Dopo le collaborazioni con Luigi Nono per Intolleranza 1960 e per PrometeoTragedia dell’ascolto (1984) che gli aprono un territorio di scatenamento delle immagini in tutto lo spazio architettonico, è negli anni ’80 che si apre l’altra fondamentale stagione dell’arte di Vedova. Dopo una serie di grandi dipinti dal materismo cromatico assoluto, egli passa infatti alla costruzione dei Dischi, grandi dipinti in tondo che possono essere esposti come entità autonome su pavimento o a parete, quasi fossero attori capaci di danzare nello spazio o arrampicarsi sui muri, evidenziando la loro mobilità e intrusione architettonica.

 

L’itinerario biografico e professionale del grande pittore, nato a Venezia nel 1919 dove è scomparso nel 2006, sarà ricostruito nella Sala del Piccolo Lucernario che precede l’ingresso a quella delle Cariatidi.

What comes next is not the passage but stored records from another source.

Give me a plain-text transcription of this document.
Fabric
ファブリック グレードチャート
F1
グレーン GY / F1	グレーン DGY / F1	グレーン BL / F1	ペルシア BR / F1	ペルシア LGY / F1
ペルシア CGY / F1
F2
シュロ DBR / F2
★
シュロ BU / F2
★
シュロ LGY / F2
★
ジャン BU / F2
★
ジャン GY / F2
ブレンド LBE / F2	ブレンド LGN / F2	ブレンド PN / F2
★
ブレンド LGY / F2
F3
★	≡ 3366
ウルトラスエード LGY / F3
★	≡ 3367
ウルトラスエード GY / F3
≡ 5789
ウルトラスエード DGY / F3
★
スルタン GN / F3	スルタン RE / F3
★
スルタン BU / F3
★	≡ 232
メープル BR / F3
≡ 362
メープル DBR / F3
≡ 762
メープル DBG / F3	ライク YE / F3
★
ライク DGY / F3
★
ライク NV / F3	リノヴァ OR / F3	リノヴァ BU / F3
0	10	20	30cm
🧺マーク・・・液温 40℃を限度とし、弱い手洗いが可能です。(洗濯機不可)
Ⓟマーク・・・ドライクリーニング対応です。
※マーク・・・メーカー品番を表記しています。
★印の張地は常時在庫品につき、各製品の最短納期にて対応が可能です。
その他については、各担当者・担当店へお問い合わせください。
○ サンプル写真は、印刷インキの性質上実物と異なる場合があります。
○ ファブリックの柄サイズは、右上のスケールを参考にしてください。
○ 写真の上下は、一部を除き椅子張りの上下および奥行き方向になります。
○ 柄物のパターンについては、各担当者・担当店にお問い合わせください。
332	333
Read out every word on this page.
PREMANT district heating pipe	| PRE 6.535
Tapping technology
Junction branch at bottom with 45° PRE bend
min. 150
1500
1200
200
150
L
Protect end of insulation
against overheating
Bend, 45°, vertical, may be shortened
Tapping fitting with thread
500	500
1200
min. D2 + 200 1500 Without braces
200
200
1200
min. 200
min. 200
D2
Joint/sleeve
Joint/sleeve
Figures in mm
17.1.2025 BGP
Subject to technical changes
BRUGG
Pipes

Qui una cronologia, composta da dati biografici, immagini e dichiarazioni poetiche, sarà accompagnata da una selezione di opere che copre il lungo arco della sua produzione artistica.

In occasione della mostra di Palazzo Reale, la Fondazione Emilio e Annabianca Vedova pubblicherà con Marsilio Editori una monografia, curata da Germano Celant, dedicata alla ricostruzione della vicenda artistica e biografica del pittore veneziano. Il libro mira a configurare un percorso completo delle diverse connotazioni linguistiche sperimentate dall’artista. La narrazione è arricchita da un ampio apparato iconografico: le opere, le fotografie personali e i testi di Vedova, corredati dai riferimenti al contesto storico e artistico.

L’esposizione è sostenuta da Generali Valore Cultura, il programma di Generali Italia per rendere l’arte e la cultura accessibili a un pubblico sempre più ampio.